"What shall I wear for the Easter Parade?
A dress that’s the color of marmalade
With a border embroidered in light blue cornflowers
Like the edge of a meadow after spring shower
And a matching hat round as a top you can spin
And elastic to hold it on under my chin
And brand-new shoes whiter than newly-poured cream
With heart-shaped, golden buckles that gleam;
And I’ll carry a small purse of butterfly blue
With a penny for me and a penny for you
To buy us both glasses of cold lemonade
When we walk, hand in hand, in the Easter Parade."
By William Jay Smith
I witnessed a unique parade at Kimball Elementary School in Seattle last Friday, the day before Spring Break officially started. Timing-wise it could have been an Easter parade, but in actuality it was a Small, Small World Parade. I was subbing in a second grade classroom that afternoon and we were busy learning about all sorts of eggs (robin, emu, dinosaur, etc) and creating an egg book I found on Enchanted Learning. I even showed the children how to blow eggs which could be kept forever. In the midst of the activity, parade music blared over the loudspeaker and the children jumped up screaming "Parade
They rushed to the back of the class which was open to all of the other 2nd grade classes and lined up along one side, with ill concealed anticipation. We were about to witness an international spectacle, part of the Story Path social studies curriculum which Kimball first graders had made their own.

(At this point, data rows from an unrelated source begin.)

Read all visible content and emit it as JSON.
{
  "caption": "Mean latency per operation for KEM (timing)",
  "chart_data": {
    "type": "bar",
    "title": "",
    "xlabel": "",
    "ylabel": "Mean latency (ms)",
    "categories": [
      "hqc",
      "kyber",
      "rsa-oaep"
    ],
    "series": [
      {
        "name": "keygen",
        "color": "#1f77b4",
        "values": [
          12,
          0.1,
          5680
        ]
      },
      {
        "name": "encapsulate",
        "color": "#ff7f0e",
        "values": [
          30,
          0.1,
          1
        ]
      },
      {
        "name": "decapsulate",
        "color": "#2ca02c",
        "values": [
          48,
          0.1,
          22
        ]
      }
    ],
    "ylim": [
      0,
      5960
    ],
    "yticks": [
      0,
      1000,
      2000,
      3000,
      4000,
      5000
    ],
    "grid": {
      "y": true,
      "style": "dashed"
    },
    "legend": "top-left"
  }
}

With joyful music as its precursor, over seventy first graders appeared from around a corner, processing, one after the other throughout the school, in time to the music. The second graders were thrilled as they shouted encouragement , no doubt also reliving their own first grade experience the year before.

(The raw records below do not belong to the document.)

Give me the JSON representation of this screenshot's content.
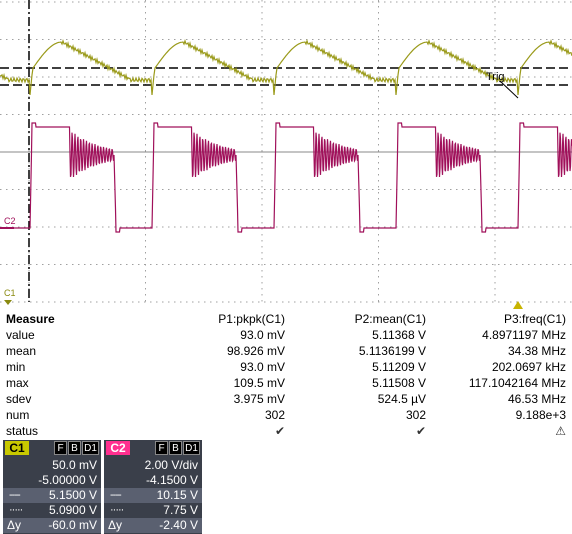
{
  "colors": {
    "ch1": "#9a9a1a",
    "ch2": "#a0105a",
    "ch1_tag_bg": "#c8c800",
    "ch2_tag_bg": "#ff2f8f",
    "grid": "#a0a0a0",
    "trigger_marker": "#c8b400"
  },
  "scope": {
    "trig_label": "Trig",
    "ch2_marker": "C2",
    "ch1_marker": "C1"
  },
  "measure": {
    "title": "Measure",
    "columns": [
      "P1:pkpk(C1)",
      "P2:mean(C1)",
      "P3:freq(C1)"
    ],
    "rows": [
      {
        "label": "value",
        "values": [
          "93.0 mV",
          "5.11368 V",
          "4.8971197 MHz"
        ]
      },
      {
        "label": "mean",
        "values": [
          "98.926 mV",
          "5.1136199 V",
          "34.38 MHz"
        ]
      },
      {
        "label": "min",
        "values": [
          "93.0 mV",
          "5.11209 V",
          "202.0697 kHz"
        ]
      },
      {
        "label": "max",
        "values": [
          "109.5 mV",
          "5.11508 V",
          "117.1042164 MHz"
        ]
      },
      {
        "label": "sdev",
        "values": [
          "3.975 mV",
          "524.5 µV",
          "46.53 MHz"
        ]
      },
      {
        "label": "num",
        "values": [
          "302",
          "302",
          "9.188e+3"
        ]
      },
      {
        "label": "status",
        "values": [
          "✔",
          "✔",
          "⚠"
        ]
      }
    ]
  },
  "descriptors": [
    {
      "tag": "C1",
      "flags": [
        "F",
        "B",
        "D1"
      ],
      "scale": "50.0 mV",
      "offset": "-5.00000 V",
      "cursor1": "5.1500 V",
      "cursor2": "5.0900 V",
      "delta_label": "Δy",
      "delta": "-60.0 mV"
    },
    {
      "tag": "C2",
      "flags": [
        "F",
        "B",
        "D1"
      ],
      "scale": "2.00 V/div",
      "offset": "-4.1500 V",
      "cursor1": "10.15 V",
      "cursor2": "7.75 V",
      "delta_label": "Δy",
      "delta": "-2.40 V"
    }
  ]
}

In preparation for this big day, students from all three first grade rooms had paired up to learn about the country of their choice. On parade day, one student carried a colorful banner representing the chosen country while his/her partner carried an ethnic "float", a small cardboard box decorated with items pertaining to that country . Many children were dressed in ethnic garb, creating a visual delight which surely would long be remembered. On and on they came, proudly carrying the fruits of their labor. More than thirty countries were represented this day, and I was amazed at the amount of prior classroom learning that must have taken place for this event.

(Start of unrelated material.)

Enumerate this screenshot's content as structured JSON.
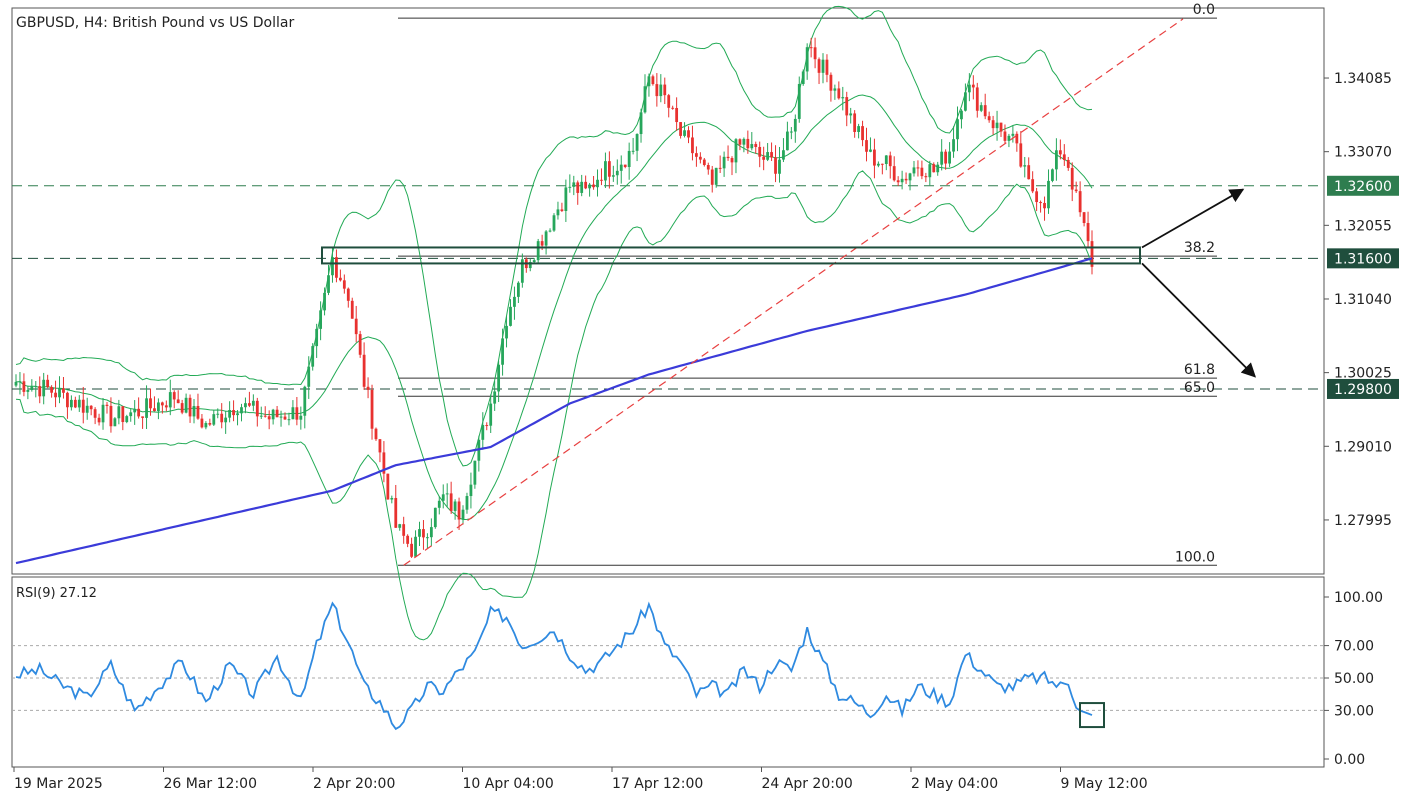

Since it was so close to Easter I couldn't help but make a comparison to our country's first Easter Parade in New York City in the mid 1800s. That annual secular parade was a way for the exclusively white upper crust of the time to show off their new outfits and hats. Later, in 1948, a popular movie entitled Easter Parade, starring Fred Astaire and Judy Garland, was released, and Irving Berlin's song about the parade became an instant hit. To this day most people know the first line - In your Easter bonnet, with all the frills upon it, you'll be the grandest lady in the Easter parade. In my opinion it was divisive. Those that "belonged" and those that didn't. The "haves" and the "have nots". Naturally as our country has evolved so has that traditional parade. Now, according to Newstimes.com hundreds of people from around the world gather to show off their holiday finery, including some that are zany and outlandish. According to the article it is now "really a leisurely stroll up and down Fifth Avenue between 49th and 57th street. It starts in the morning and continues into the late afternoon. . . This year's parade also features activists from the gay community. Two different groups plan to meet in front of St. Patrick's Cathedral to honor those who lost their lives because of prejudice."
We keep hearing about how dismal our educational ranking is with the rest of the world, but what I saw last Friday displayed the best of what America has to offer. We are teaching our children to care and value those of different ethnicities. To be inclusive rather than exclusive. In a shrinking world, this value is one of our strengths. Like another old popular song proclaims, 'It's a small world after all."
Happy Easter to ALL Americans, regardless of their roots, cultural, social or financial status.